North Korean forces suffered more than 7,000 killed and wounded while fighting alongside Russia in the Kursk region, according to a new assessment from Ukraine’s military intelligence agency.
The HUR figure covers North Korean participation during Ukraine’s cross-border operation in Kursk in 2024 and 2025. The report explicitly notes that the claim could not be independently verified and that Pyongyang has not published its own casualty total.
That uncertainty should remain central to any assessment. Casualty figures in wartime are difficult to establish, and all parties have an incentive to shape perceptions of battlefield effectiveness. Even so, the Ukrainian estimate adds to a body of South Korean and British intelligence that has placed North Korean losses in the thousands.
Previous South Korean and British assessments put North Korean casualties in Kursk at about 6,000 killed and wounded. HUR’s new figure raises the estimated total above 7,000 without providing a public breakdown between fatalities, wounded personnel, missing troops and those returned to service.
That distinction matters. A casualty is not necessarily a death, and wounded soldiers may return to duty. The figure nevertheless indicates a severe attrition rate when compared with estimates of the overall North Korean deployment.
South Korean intelligence was reported earlier this year to have placed approximately 11,000 North Korean troops in the Kursk region. If the totals refer to broadly comparable contingents and periods, losses on the scale claimed by Kyiv would represent a major cost.
Initial reports from Ukrainian troops described North Korean soldiers as disciplined but poorly prepared for the density of drones, electronic surveillance and precision fires on the modern battlefield.
That picture evolved. North Korean units reportedly became more dispersed, improved their response to unmanned systems and adjusted small-unit tactics. Their willingness to continue attacks under fire made them useful to Russia even where coordination and communications were initially weak.
This adaptation is important because the deployment was not only a manpower transaction. It gave Pyongyang access to combat experience against Ukrainian forces using Western weapons, electronic warfare and drone-heavy reconnaissance.
North Korea can carry those lessons into the training of its wider army. Russia, meanwhile, gained troops that could be used on its own internationally recognised territory without immediately increasing another round of domestic mobilisation.
Russia’s use of North Korean forces helped internationalise the war while concealing part of its true manpower cost from the Russian public.
Defence Matters previously reported that South Korean intelligence placed about 10,000 North Korean troops near the Russia-Ukraine border. Their presence gave Moscow additional infantry and engineering capacity at a time when Russian forces were sustaining heavy losses across several fronts.
The arrangement, however, is not free. Pyongyang has supplied artillery ammunition, missiles and personnel while seeking money, food, energy and military technology in return.
HUR says North Korean ammunition and equipment deliveries increased in early 2026, particularly 122mm and 152mm shells and ballistic missiles. The military relationship therefore connects the casualty claim to a much larger exchange involving manpower, munitions and technology.
The human cost to North Korean soldiers and their families is substantial, especially in a state where casualty reporting is tightly controlled. Strategically, however, the regime may still see the deployment as beneficial.
Combat experience is rare for the North Korean military. Units that survive can provide lessons on drone warfare, counter-battery operations, battlefield medicine, electronic warfare and the performance of Russian systems.
Technology transfers are potentially more consequential. Assistance with air defence, missiles, satellites or nuclear delivery systems could improve capabilities that directly affect South Korea, Japan and US forces in the Indo-Pacific.
This means North Korean losses cannot be assessed only through the Kursk campaign. They form part of an exchange in which Pyongyang accepts attrition in return for resources and knowledge that may strengthen its position at home and abroad.
Neither Moscow nor Pyongyang has an incentive to publish a complete accounting.
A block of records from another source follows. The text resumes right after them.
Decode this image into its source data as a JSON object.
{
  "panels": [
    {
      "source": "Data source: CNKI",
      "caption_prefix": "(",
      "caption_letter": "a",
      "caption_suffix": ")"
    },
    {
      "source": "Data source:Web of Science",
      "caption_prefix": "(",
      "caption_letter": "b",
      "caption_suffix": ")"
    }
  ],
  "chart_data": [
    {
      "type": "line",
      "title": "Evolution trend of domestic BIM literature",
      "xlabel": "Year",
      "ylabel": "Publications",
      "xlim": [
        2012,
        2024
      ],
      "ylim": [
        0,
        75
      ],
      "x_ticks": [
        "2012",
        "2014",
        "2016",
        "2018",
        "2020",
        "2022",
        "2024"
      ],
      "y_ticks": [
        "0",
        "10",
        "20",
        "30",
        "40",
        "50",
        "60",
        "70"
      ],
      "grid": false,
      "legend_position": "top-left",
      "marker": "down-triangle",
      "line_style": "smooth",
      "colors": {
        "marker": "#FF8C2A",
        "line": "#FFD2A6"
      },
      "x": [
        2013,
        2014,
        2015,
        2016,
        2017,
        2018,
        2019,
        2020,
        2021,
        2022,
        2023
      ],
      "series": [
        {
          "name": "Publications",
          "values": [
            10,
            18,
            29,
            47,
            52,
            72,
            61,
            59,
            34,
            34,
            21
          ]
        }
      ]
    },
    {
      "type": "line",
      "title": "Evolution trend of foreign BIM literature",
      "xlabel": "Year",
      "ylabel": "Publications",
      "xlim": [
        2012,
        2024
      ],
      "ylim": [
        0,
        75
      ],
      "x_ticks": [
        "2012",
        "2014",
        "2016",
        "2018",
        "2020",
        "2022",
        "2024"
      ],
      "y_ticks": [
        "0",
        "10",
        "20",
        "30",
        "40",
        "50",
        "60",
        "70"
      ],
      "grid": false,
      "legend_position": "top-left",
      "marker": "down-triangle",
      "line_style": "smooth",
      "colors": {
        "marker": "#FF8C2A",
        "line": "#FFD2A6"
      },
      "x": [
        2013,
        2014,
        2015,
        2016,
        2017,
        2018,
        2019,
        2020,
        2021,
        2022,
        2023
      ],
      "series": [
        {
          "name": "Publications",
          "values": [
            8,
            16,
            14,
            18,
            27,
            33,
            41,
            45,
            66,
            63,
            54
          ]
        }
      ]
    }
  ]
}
Russia avoids acknowledging how much foreign manpower was needed to restore control in Kursk. North Korea avoids exposing the price paid by troops sent to a distant war.
Ukraine has the opposite incentive: highlighting North Korean losses demonstrates the effectiveness of its Kursk operation and the extent of Russia’s dependence on external partners.
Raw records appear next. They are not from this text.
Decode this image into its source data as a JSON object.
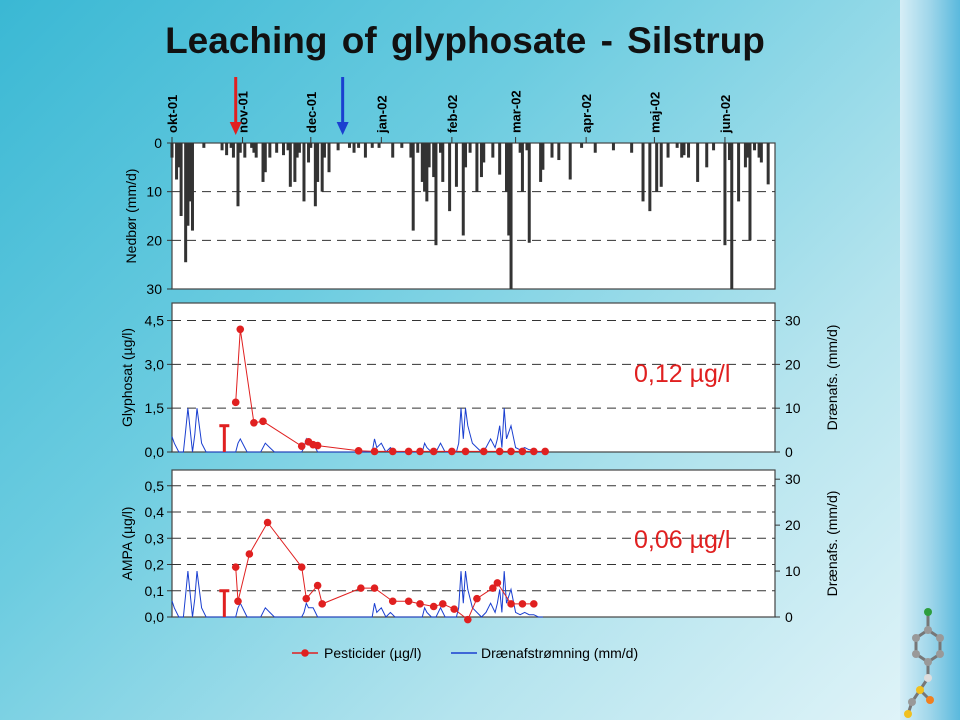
{
  "title": "Leaching of glyphosate - Silstrup",
  "chart_data": [
    {
      "type": "bar",
      "name": "precipitation",
      "ylabel": "Nedbør (mm/d)",
      "ylim": [
        30,
        0
      ],
      "yticks": [
        "0",
        "10",
        "20",
        "30"
      ],
      "months": [
        "okt-01",
        "nov-01",
        "dec-01",
        "jan-02",
        "feb-02",
        "mar-02",
        "apr-02",
        "maj-02",
        "jun-02"
      ],
      "month_days": [
        0,
        31,
        61,
        92,
        123,
        151,
        182,
        212,
        243
      ],
      "arrows": [
        {
          "day": 28,
          "color": "#e02020"
        },
        {
          "day": 75,
          "color": "#1a3fd0"
        }
      ],
      "x": [
        0,
        2,
        3,
        4,
        6,
        7,
        8,
        9,
        14,
        22,
        24,
        26,
        27,
        29,
        30,
        32,
        35,
        36,
        37,
        40,
        41,
        43,
        46,
        49,
        51,
        52,
        54,
        55,
        56,
        58,
        60,
        61,
        63,
        64,
        66,
        67,
        69,
        73,
        78,
        80,
        82,
        85,
        88,
        91,
        97,
        101,
        105,
        106,
        108,
        110,
        111,
        112,
        113,
        115,
        116,
        118,
        119,
        122,
        125,
        128,
        129,
        131,
        134,
        136,
        137,
        141,
        144,
        147,
        148,
        149,
        153,
        154,
        156,
        157,
        162,
        163,
        167,
        170,
        175,
        180,
        186,
        194,
        202,
        207,
        210,
        213,
        215,
        218,
        222,
        224,
        225,
        227,
        231,
        235,
        238,
        243,
        245,
        246,
        249,
        252,
        253,
        254,
        256,
        258,
        259,
        262
      ],
      "values": [
        3,
        7.5,
        5,
        15,
        24.5,
        17,
        12,
        18,
        1,
        1.5,
        2.5,
        1,
        3,
        13,
        2,
        3,
        1,
        2,
        3,
        8,
        6,
        3,
        2,
        2.5,
        1.5,
        9,
        8,
        3,
        2,
        12,
        4,
        1,
        13,
        8,
        10,
        3,
        6,
        1.5,
        1,
        2,
        1,
        3,
        1,
        1,
        3,
        1,
        3,
        18,
        2,
        8,
        10,
        12,
        5,
        7,
        21,
        2,
        8,
        14,
        9,
        19,
        5,
        2,
        10,
        7,
        4,
        3,
        6.5,
        10,
        19,
        30,
        2,
        10,
        1.5,
        20.5,
        8,
        5.5,
        3,
        3.5,
        7.5,
        1,
        2,
        1.5,
        2,
        12,
        14,
        10,
        9,
        3,
        1,
        3,
        2.5,
        3,
        8,
        5,
        1.5,
        21,
        3.5,
        30,
        12,
        5,
        3,
        20,
        1.5,
        3,
        4,
        8.5
      ]
    },
    {
      "type": "line",
      "name": "glyphosate",
      "ylabel": "Glyphosat (µg/l)",
      "y2label": "Drænafs. (mm/d)",
      "ylim": [
        0,
        5.1
      ],
      "y2lim": [
        0,
        34
      ],
      "yticks": [
        "0,0",
        "1,5",
        "3,0",
        "4,5"
      ],
      "y2ticks": [
        "0",
        "10",
        "20",
        "30"
      ],
      "annotation": "0,12 µg/l",
      "detection_limit_day": 23,
      "detection_limit_value": 0.9,
      "series": [
        {
          "name": "Pesticider (µg/l)",
          "x": [
            28,
            30,
            36,
            40,
            57,
            60,
            62,
            64,
            82,
            89,
            97,
            104,
            109,
            115,
            123,
            129,
            137,
            144,
            149,
            154,
            159,
            164
          ],
          "values": [
            1.7,
            4.2,
            1.0,
            1.05,
            0.2,
            0.35,
            0.25,
            0.22,
            0.04,
            0.02,
            0.02,
            0.02,
            0.02,
            0.02,
            0.02,
            0.02,
            0.02,
            0.02,
            0.02,
            0.02,
            0.02,
            0.02
          ]
        },
        {
          "name": "Drænafstrømning (mm/d)",
          "x": [
            0,
            1,
            3,
            5,
            6,
            7,
            8,
            9,
            10,
            11,
            13,
            15,
            17,
            19,
            21,
            22,
            24,
            26,
            28,
            29,
            30,
            32,
            33,
            34,
            36,
            37,
            39,
            41,
            43,
            45,
            47,
            49,
            51,
            53,
            55,
            57,
            58,
            59,
            60,
            62,
            63,
            64,
            66,
            68,
            70,
            72,
            74,
            76,
            78,
            80,
            82,
            84,
            86,
            88,
            89,
            90,
            92,
            94,
            96,
            98,
            100,
            102,
            104,
            106,
            108,
            109,
            110,
            111,
            112,
            114,
            116,
            118,
            120,
            122,
            124,
            125,
            126,
            127,
            128,
            129,
            130,
            132,
            134,
            136,
            138,
            140,
            142,
            143,
            144,
            145,
            146,
            147,
            149,
            151,
            153,
            155,
            157,
            159,
            161,
            163
          ],
          "values": [
            3.5,
            2.0,
            0,
            0,
            5.0,
            10.0,
            5.0,
            0,
            4.0,
            10.0,
            2.0,
            0,
            0,
            0,
            0,
            0,
            0,
            0,
            0,
            2.0,
            3.0,
            1.0,
            0,
            0,
            0,
            0,
            0,
            2.0,
            1.0,
            0,
            0,
            0,
            0,
            0,
            0,
            0,
            1.0,
            3.0,
            2.0,
            2.0,
            1.0,
            0,
            0,
            0,
            0,
            0,
            0,
            0,
            0,
            0,
            0,
            0,
            0,
            0,
            3.0,
            1.0,
            2.0,
            0,
            1.0,
            0,
            0,
            0,
            0,
            0,
            0,
            0,
            0,
            2.0,
            1.0,
            0,
            0,
            2.0,
            0,
            0,
            0,
            0,
            2.0,
            10.0,
            3.0,
            10.0,
            6.0,
            2.0,
            1.0,
            0,
            1.0,
            3.0,
            1.0,
            3.0,
            6.0,
            1.0,
            10.0,
            3.0,
            6.0,
            1.0,
            0.5,
            1.0,
            0.5,
            0.5,
            0,
            0
          ]
        }
      ]
    },
    {
      "type": "line",
      "name": "ampa",
      "ylabel": "AMPA (µg/l)",
      "y2label": "Drænafs. (mm/d)",
      "ylim": [
        0,
        0.56
      ],
      "y2lim": [
        0,
        32
      ],
      "yticks": [
        "0,0",
        "0,1",
        "0,2",
        "0,3",
        "0,4",
        "0,5"
      ],
      "y2ticks": [
        "0",
        "10",
        "20",
        "30"
      ],
      "annotation": "0,06 µg/l",
      "detection_limit_day": 23,
      "detection_limit_value": 0.1,
      "series": [
        {
          "name": "Pesticider (µg/l)",
          "x": [
            28,
            29,
            34,
            42,
            57,
            59,
            64,
            66,
            83,
            89,
            97,
            104,
            109,
            115,
            119,
            124,
            130,
            134,
            141,
            143,
            149,
            154,
            159
          ],
          "values": [
            0.19,
            0.06,
            0.24,
            0.36,
            0.19,
            0.07,
            0.12,
            0.05,
            0.11,
            0.11,
            0.06,
            0.06,
            0.05,
            0.04,
            0.05,
            0.03,
            -0.01,
            0.07,
            0.11,
            0.13,
            0.05,
            0.05,
            0.05
          ]
        },
        {
          "name": "Drænafstrømning (mm/d)",
          "x": [
            0,
            1,
            3,
            5,
            6,
            7,
            8,
            9,
            10,
            11,
            13,
            15,
            17,
            19,
            21,
            22,
            24,
            26,
            28,
            29,
            30,
            32,
            33,
            34,
            36,
            37,
            39,
            41,
            43,
            45,
            47,
            49,
            51,
            53,
            55,
            57,
            58,
            59,
            60,
            62,
            63,
            64,
            66,
            68,
            70,
            72,
            74,
            76,
            78,
            80,
            82,
            84,
            86,
            88,
            89,
            90,
            92,
            94,
            96,
            98,
            100,
            102,
            104,
            106,
            108,
            109,
            110,
            111,
            112,
            114,
            116,
            118,
            120,
            122,
            124,
            125,
            126,
            127,
            128,
            129,
            130,
            132,
            134,
            136,
            138,
            140,
            142,
            143,
            144,
            145,
            146,
            147,
            149,
            151,
            153,
            155,
            157,
            159,
            161,
            163
          ],
          "values": [
            3.5,
            2.0,
            0,
            0,
            5.0,
            10.0,
            5.0,
            0,
            4.0,
            10.0,
            2.0,
            0,
            0,
            0,
            0,
            0,
            0,
            0,
            0,
            2.0,
            3.0,
            1.0,
            0,
            0,
            0,
            0,
            0,
            2.0,
            1.0,
            0,
            0,
            0,
            0,
            0,
            0,
            0,
            1.0,
            3.0,
            2.0,
            2.0,
            1.0,
            0,
            0,
            0,
            0,
            0,
            0,
            0,
            0,
            0,
            0,
            0,
            0,
            0,
            3.0,
            1.0,
            2.0,
            0,
            1.0,
            0,
            0,
            0,
            0,
            0,
            0,
            0,
            0,
            2.0,
            1.0,
            0,
            0,
            2.0,
            0,
            0,
            0,
            0,
            2.0,
            10.0,
            3.0,
            10.0,
            6.0,
            2.0,
            1.0,
            0,
            1.0,
            3.0,
            1.0,
            3.0,
            6.0,
            1.0,
            10.0,
            3.0,
            6.0,
            1.0,
            0.5,
            1.0,
            0.5,
            0.5,
            0,
            0
          ]
        }
      ]
    }
  ],
  "legend": {
    "items": [
      {
        "label": "Pesticider (µg/l)",
        "color": "#e02020",
        "marker": "circle"
      },
      {
        "label": "Drænafstrømning (mm/d)",
        "color": "#1a3fd0",
        "marker": "line"
      }
    ],
    "placement": "bottom-center"
  },
  "colors": {
    "bars": "#333333",
    "pesticide": "#e02020",
    "drain": "#1a3fd0",
    "annotation": "#e02020"
  },
  "decoration": {
    "icon": "molecule-icon"
  }
}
Independent confirmation may emerge slowly through intelligence disclosures, repatriation records, honours, memorials or testimony from captured soldiers. Until then, the 7,000 figure should be described as a Ukrainian intelligence claim rather than an established total.
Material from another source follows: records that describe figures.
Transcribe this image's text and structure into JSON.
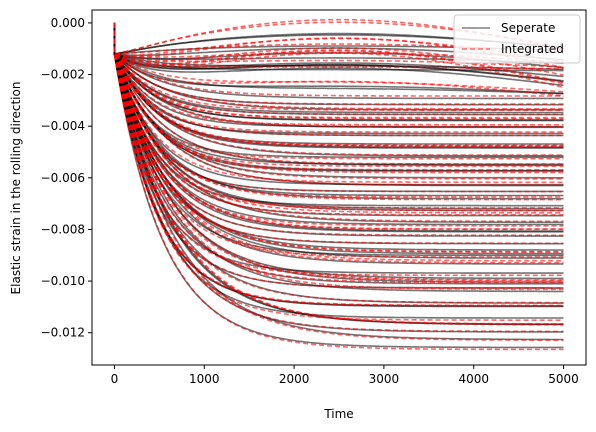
{
  "chart_data": {
    "type": "line",
    "title": "",
    "xlabel": "Time",
    "ylabel": "Elastic strain in the rolling direction",
    "xlim": [
      -250,
      5250
    ],
    "ylim": [
      -0.01325,
      0.0005
    ],
    "xticks": [
      0,
      1000,
      2000,
      3000,
      4000,
      5000
    ],
    "xtick_labels": [
      "0",
      "1000",
      "2000",
      "3000",
      "4000",
      "5000"
    ],
    "yticks": [
      0.0,
      -0.002,
      -0.004,
      -0.006,
      -0.008,
      -0.01,
      -0.012
    ],
    "ytick_labels": [
      "0.000",
      "−0.002",
      "−0.004",
      "−0.006",
      "−0.008",
      "−0.010",
      "−0.012"
    ],
    "grid": false,
    "legend": {
      "position": "top-right",
      "entries": [
        {
          "label": "Seperate",
          "color": "#808080",
          "style": "solid"
        },
        {
          "label": "Integrated",
          "color": "#ff6b6b",
          "style": "dashed"
        }
      ]
    },
    "colors": {
      "seperate": "#000000",
      "integrated": "#ff0000"
    },
    "series_description": {
      "count_per_group_approx": 70,
      "initial_drop_at_t0": -0.0012,
      "final_values_range": [
        -0.0126,
        -0.0025
      ]
    },
    "series": [
      {
        "name": "Seperate",
        "x": [
          0,
          250,
          500,
          1000,
          2000,
          3000,
          4000,
          5000
        ],
        "values": [
          0,
          -0.0045,
          -0.0075,
          -0.0105,
          -0.0123,
          -0.0126,
          -0.0126,
          -0.0126
        ]
      },
      {
        "name": "Seperate",
        "x": [
          0,
          250,
          500,
          1000,
          2000,
          3000,
          4000,
          5000
        ],
        "values": [
          0,
          -0.0035,
          -0.0052,
          -0.0065,
          -0.0075,
          -0.0078,
          -0.0079,
          -0.008
        ]
      },
      {
        "name": "Seperate",
        "x": [
          0,
          250,
          500,
          1000,
          2000,
          3000,
          4000,
          5000
        ],
        "values": [
          0,
          -0.0025,
          -0.0031,
          -0.0037,
          -0.0042,
          -0.0044,
          -0.0045,
          -0.0046
        ]
      },
      {
        "name": "Integrated",
        "x": [
          0,
          250,
          500,
          1000,
          2000,
          3000,
          4000,
          5000
        ],
        "values": [
          0,
          -0.0044,
          -0.0074,
          -0.0104,
          -0.0122,
          -0.0125,
          -0.0126,
          -0.0126
        ]
      },
      {
        "name": "Integrated",
        "x": [
          0,
          250,
          500,
          1000,
          2000,
          3000,
          4000,
          5000
        ],
        "values": [
          0,
          -0.0024,
          -0.0029,
          -0.0033,
          -0.0031,
          -0.0029,
          -0.0027,
          -0.0025
        ]
      }
    ]
  }
}
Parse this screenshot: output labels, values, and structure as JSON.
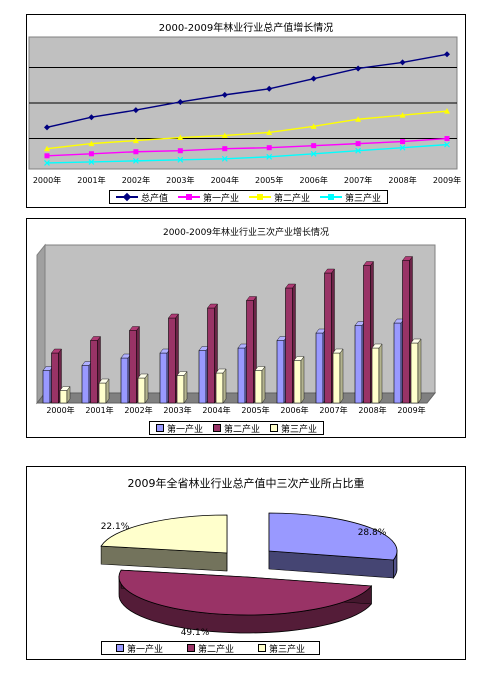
{
  "colors": {
    "total": "#000080",
    "primary": "#ff00ff",
    "secondary": "#ffff00",
    "tertiary": "#00ffff",
    "bar_primary": "#9999ff",
    "bar_secondary": "#993366",
    "bar_tertiary": "#ffffcc",
    "plot_bg": "#c0c0c0"
  },
  "chart_data": [
    {
      "type": "line",
      "title": "2000-2009年林业行业总产值增长情况",
      "categories": [
        "2000年",
        "2001年",
        "2002年",
        "2003年",
        "2004年",
        "2005年",
        "2006年",
        "2007年",
        "2008年",
        "2009年"
      ],
      "ylim": [
        0,
        130
      ],
      "grid": true,
      "legend": "bottom",
      "series": [
        {
          "name": "总产值",
          "values": [
            41,
            51,
            58,
            66,
            73,
            79,
            89,
            99,
            105,
            113
          ]
        },
        {
          "name": "第一产业",
          "values": [
            13,
            15,
            17,
            18,
            20,
            21,
            23,
            25,
            27,
            30
          ]
        },
        {
          "name": "第二产业",
          "values": [
            20,
            25,
            28,
            31,
            33,
            36,
            42,
            49,
            53,
            57
          ]
        },
        {
          "name": "第三产业",
          "values": [
            6,
            7,
            8,
            9,
            10,
            12,
            15,
            18,
            21,
            24
          ]
        }
      ]
    },
    {
      "type": "bar",
      "title": "2000-2009年林业行业三次产业增长情况",
      "categories": [
        "2000年",
        "2001年",
        "2002年",
        "2003年",
        "2004年",
        "2005年",
        "2006年",
        "2007年",
        "2008年",
        "2009年"
      ],
      "ylim": [
        0,
        60
      ],
      "legend": "bottom",
      "series": [
        {
          "name": "第一产业",
          "values": [
            13,
            15,
            18,
            20,
            21,
            22,
            25,
            28,
            31,
            32
          ]
        },
        {
          "name": "第二产业",
          "values": [
            20,
            25,
            29,
            34,
            38,
            41,
            46,
            52,
            55,
            57
          ]
        },
        {
          "name": "第三产业",
          "values": [
            5,
            8,
            10,
            11,
            12,
            13,
            17,
            20,
            22,
            24
          ]
        }
      ]
    },
    {
      "type": "pie",
      "title": "2009年全省林业行业总产值中三次产业所占比重",
      "legend": "bottom",
      "slices": [
        {
          "name": "第一产业",
          "value": 28.8,
          "label": "28.8%"
        },
        {
          "name": "第二产业",
          "value": 49.1,
          "label": "49.1%"
        },
        {
          "name": "第三产业",
          "value": 22.1,
          "label": "22.1%"
        }
      ]
    }
  ]
}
The precise number does not change the central development. North Korean troops fought in a European war in meaningful numbers, suffered substantial losses and gained practical combat experience under a mutual-defence relationship with Russia.
For NATO and Asian allies, that links two security theatres often discussed separately. Ammunition and soldiers move west from North Korea; money, technology and operational knowledge can move east from Russia.
The hidden manpower bill is therefore larger than the number of casualties in Kursk. Moscow reduced pressure on its own mobilisation system, but it deepened a military partnership that can strengthen a nuclear-armed state in northeast Asia.
Whether the final casualty total is 6,000, 7,000 or another figure, the deployment has already altered the strategic balance. Russia’s war has given North Korea a battlefield, a customer and a route to military modernisation.